Her mother may have been described mockingly as a grand dame; she had married Robert Dundas, grandson of Robert Dundas of Arniston and great nephew of Lord Melville. As with Constance, Mary’s inheritance came principally from her mother, a repeating pattern in Winton’s history.
The story of Constance’s grandmother is the subject of several books, for she was amongst the most fascinating characters of her time. She was Mary Nisbet Hamilton and although not directly linked with Winton, her influence was felt on the Estate, as it was wherever she went.
Mary was two years old when Winton was bought by her grandmother for her uncle John Hamilton. She grew up at Archerfield and by the age of twenty-one, was described as being dark, lively and with a shapely figure. She played the pianoforte, loved reels and was the centre of attraction amongst Edinburgh society.
She was heir to a fortune not just from her father, William, but also from her mother, Mary Manners, daughter of the 2nd Duke and Duchess of Rutland. It was no surprise that she became noticed by the aspiring diplomat Thomas, 7th Earl of Elgin.
Elgin was a direct descendant from Robert the Bruce. He was a nobleman with a promising career, in which he negotiated with emperors and kings. He was polished, well educated and a member of the House of Lords.
Like Mary’s father who had improved Archerfield and added to the house with the help of Robert Adam, Lord Elgin was improving his estate at Broomhall in Fife and was intent on building a fine mansion. The match was one with extraordinary prospects when they married in 1799.
Elgin was offered the post of Ambassador to Turkey. On their arrival in Constantinople, they were greeted by the Selim and a warship carrying 1200 men and 132 guns. They brought over an orchestra as part of their cultural suite and having sent for her pianoforte, Mary used her childhood talents to teach the women Scottish reels!
A Turkish poet wrote that ‘her sugar lips are breeding sunshine and overspread the world with Heaven’s shine’.
Shortly after their arrival, Elgin set up staff to assess and record the antiquities in Athens which was then part of the Turkish Empire. A year later in 1801, after the birth of their son, Lord Bruce, Elgin was granted a permit which allowed the removal of the statues; many of the marble statues from the Parthenon were then shipped back to Britain by courtesy of the navy, aided no doubt by Mary’s charm. These became known as the Elgin Marbles.
The Elgins journeyed to France, however the value attached to holding Elgin ransom was not realised and all travellers were met with imprisonment at the Castle of Lourdes.

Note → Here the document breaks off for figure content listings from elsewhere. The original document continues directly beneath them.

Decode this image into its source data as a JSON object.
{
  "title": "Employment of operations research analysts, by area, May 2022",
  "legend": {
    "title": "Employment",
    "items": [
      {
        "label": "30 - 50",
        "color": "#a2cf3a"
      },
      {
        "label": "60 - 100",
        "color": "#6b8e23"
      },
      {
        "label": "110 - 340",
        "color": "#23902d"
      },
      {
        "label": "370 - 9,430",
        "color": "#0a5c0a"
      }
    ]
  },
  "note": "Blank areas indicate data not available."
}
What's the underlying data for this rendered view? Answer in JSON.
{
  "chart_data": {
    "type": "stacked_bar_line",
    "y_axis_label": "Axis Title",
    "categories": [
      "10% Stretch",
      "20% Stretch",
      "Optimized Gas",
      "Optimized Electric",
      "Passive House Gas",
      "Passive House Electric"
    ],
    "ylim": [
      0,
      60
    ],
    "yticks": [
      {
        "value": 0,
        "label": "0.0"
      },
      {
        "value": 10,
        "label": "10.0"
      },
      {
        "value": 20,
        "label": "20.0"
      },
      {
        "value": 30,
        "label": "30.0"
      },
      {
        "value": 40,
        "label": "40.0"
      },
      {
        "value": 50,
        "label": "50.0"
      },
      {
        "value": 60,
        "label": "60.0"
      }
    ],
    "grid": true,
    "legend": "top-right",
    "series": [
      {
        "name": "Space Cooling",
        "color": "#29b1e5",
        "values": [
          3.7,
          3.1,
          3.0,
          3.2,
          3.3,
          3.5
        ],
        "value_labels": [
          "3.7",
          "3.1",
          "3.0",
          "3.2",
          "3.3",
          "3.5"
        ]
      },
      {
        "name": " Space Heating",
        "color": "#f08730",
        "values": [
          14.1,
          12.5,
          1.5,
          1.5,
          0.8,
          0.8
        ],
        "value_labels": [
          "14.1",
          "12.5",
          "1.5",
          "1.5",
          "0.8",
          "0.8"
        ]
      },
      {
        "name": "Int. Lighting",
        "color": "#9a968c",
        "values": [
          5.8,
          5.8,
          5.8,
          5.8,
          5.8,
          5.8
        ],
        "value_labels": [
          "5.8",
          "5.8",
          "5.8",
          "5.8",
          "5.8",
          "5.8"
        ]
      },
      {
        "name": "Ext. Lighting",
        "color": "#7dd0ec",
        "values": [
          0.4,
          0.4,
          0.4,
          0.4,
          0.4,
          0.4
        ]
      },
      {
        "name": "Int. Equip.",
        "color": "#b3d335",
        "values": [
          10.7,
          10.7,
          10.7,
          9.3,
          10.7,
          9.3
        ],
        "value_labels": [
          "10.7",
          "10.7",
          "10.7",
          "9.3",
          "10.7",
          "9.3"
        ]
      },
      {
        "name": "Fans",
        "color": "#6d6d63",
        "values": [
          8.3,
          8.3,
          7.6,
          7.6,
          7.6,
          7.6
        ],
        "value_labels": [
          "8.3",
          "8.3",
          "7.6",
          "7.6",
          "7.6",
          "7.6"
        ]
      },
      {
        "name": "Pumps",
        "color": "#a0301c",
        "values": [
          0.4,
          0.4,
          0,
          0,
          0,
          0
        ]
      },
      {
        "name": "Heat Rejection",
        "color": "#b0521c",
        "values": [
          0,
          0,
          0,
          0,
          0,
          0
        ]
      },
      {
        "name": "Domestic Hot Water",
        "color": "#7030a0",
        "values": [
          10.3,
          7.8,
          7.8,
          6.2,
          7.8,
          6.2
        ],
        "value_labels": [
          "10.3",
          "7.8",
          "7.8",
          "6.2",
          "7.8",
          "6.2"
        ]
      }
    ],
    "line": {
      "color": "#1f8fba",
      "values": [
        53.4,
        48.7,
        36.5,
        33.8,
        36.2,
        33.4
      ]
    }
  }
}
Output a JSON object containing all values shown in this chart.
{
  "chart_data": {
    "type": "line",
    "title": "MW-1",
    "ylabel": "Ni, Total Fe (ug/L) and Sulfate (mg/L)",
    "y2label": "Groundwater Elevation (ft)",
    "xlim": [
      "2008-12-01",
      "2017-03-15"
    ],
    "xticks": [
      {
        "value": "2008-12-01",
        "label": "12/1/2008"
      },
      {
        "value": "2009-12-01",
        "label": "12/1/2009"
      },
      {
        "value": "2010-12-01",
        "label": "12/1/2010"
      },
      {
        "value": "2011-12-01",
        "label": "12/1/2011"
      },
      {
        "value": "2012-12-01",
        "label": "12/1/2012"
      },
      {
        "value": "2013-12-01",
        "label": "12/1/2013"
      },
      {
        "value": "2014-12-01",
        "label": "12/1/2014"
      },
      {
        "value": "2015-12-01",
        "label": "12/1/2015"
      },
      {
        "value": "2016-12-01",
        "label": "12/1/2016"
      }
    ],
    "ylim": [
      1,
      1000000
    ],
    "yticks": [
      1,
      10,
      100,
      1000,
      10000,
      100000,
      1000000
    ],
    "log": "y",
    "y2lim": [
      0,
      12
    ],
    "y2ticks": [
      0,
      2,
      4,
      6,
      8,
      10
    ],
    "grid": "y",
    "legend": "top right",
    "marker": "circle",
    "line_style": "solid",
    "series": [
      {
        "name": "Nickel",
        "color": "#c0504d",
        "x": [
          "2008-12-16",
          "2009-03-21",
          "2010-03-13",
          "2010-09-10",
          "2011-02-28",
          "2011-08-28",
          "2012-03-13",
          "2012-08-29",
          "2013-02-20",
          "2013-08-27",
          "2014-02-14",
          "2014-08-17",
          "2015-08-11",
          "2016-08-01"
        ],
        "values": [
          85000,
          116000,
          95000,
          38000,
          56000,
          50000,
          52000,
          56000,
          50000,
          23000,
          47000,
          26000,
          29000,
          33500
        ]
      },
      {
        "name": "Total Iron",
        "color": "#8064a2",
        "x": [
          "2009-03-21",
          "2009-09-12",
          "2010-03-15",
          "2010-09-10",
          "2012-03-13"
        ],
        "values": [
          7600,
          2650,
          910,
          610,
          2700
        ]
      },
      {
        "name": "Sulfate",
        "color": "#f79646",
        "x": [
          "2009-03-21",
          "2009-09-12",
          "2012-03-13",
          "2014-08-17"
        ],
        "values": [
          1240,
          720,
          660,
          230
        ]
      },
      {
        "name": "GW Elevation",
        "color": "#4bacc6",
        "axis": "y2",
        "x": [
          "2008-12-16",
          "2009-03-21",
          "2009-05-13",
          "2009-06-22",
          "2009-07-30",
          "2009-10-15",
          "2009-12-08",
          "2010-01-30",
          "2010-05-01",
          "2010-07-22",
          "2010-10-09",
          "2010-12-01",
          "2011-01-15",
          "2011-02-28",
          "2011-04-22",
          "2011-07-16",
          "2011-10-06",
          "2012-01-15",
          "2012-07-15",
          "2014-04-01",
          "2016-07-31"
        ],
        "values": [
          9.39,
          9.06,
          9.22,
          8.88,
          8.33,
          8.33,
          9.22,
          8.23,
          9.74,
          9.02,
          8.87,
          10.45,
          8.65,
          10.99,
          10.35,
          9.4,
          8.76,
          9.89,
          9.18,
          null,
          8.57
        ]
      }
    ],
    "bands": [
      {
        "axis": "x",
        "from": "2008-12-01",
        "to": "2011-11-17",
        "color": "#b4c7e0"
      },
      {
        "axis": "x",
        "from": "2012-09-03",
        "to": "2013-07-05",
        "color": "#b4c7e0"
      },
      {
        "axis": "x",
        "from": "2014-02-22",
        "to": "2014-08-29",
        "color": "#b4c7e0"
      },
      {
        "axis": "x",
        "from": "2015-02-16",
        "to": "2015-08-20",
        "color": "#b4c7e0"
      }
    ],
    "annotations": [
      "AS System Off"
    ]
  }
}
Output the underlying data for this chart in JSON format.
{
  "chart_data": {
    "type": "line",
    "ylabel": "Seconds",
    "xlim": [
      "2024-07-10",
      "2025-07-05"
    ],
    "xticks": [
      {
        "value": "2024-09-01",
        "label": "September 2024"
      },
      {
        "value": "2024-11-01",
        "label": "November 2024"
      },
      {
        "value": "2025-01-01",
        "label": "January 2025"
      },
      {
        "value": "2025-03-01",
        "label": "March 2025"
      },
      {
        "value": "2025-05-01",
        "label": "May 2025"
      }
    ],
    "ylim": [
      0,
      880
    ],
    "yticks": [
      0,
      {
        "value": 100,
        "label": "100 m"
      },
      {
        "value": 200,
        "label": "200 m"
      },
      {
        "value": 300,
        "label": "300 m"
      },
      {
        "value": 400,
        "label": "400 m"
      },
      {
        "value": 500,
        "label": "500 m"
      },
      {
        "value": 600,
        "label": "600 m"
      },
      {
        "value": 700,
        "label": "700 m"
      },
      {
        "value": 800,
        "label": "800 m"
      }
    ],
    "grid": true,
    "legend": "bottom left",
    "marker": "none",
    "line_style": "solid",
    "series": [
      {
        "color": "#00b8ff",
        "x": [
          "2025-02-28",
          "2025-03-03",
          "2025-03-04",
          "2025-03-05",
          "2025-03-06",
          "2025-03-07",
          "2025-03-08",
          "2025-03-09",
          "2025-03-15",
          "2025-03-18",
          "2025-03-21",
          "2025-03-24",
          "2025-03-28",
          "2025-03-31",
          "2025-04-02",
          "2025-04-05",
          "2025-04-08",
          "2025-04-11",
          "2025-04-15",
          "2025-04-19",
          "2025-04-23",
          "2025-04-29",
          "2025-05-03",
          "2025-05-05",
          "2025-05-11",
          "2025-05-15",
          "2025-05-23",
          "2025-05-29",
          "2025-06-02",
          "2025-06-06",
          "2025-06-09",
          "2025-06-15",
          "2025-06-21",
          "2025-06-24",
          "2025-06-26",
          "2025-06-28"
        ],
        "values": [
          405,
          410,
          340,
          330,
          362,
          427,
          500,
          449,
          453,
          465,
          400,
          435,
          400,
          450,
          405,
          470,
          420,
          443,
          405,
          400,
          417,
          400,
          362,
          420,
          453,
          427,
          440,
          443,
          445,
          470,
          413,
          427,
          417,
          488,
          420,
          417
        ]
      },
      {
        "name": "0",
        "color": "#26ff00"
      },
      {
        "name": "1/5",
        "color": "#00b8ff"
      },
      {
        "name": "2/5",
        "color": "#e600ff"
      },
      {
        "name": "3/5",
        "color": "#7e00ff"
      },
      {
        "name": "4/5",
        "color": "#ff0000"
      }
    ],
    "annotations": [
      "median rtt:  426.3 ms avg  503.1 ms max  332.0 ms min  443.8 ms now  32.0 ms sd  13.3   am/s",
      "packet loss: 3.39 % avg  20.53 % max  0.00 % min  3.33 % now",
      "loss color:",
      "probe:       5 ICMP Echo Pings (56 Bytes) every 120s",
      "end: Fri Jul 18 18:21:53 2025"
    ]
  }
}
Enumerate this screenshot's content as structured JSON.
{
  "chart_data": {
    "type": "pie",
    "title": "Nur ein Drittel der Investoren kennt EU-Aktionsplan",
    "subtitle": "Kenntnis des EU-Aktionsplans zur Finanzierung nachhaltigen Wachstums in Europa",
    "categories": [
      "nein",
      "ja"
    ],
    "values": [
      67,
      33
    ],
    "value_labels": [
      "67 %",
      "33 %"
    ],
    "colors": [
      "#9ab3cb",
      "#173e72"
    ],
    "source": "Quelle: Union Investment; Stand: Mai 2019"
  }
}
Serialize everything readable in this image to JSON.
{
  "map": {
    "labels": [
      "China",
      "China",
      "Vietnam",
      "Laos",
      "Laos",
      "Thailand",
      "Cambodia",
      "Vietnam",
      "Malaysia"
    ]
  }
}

Mary tried to use her influence to persuade Bonaparte to release Elgin, and it was then that she began to rely on the assistance of Robert Fergusson of Raith. Mary’s involvement with Fergusson grew and although they managed to secure Elgin’s release from France in 1806, only two years later an Act of Parliament secured his divorce from Mary.
The dream alliance which had so much promise had been put under immense strain, even without a third member.
Mary went on to marry Fergusson and settled at Archerfield. A monument was erected in Haddington in memory of Fergusson by the Whig electorate, whom he represented in parliament for Kirkcaldy and then East Lothian. The inscription referred ‘to a kind landlord, a liberal dispenser of wealth, a generous patron of literature, science and art’.
In the statistical account for Dirleton in 1836, the entry for Mary states: ‘Her kindness and liberality to her tenancy are too well known to require notice and the estimation in which she is held by them all is the best proof she ever takes in their welfare’.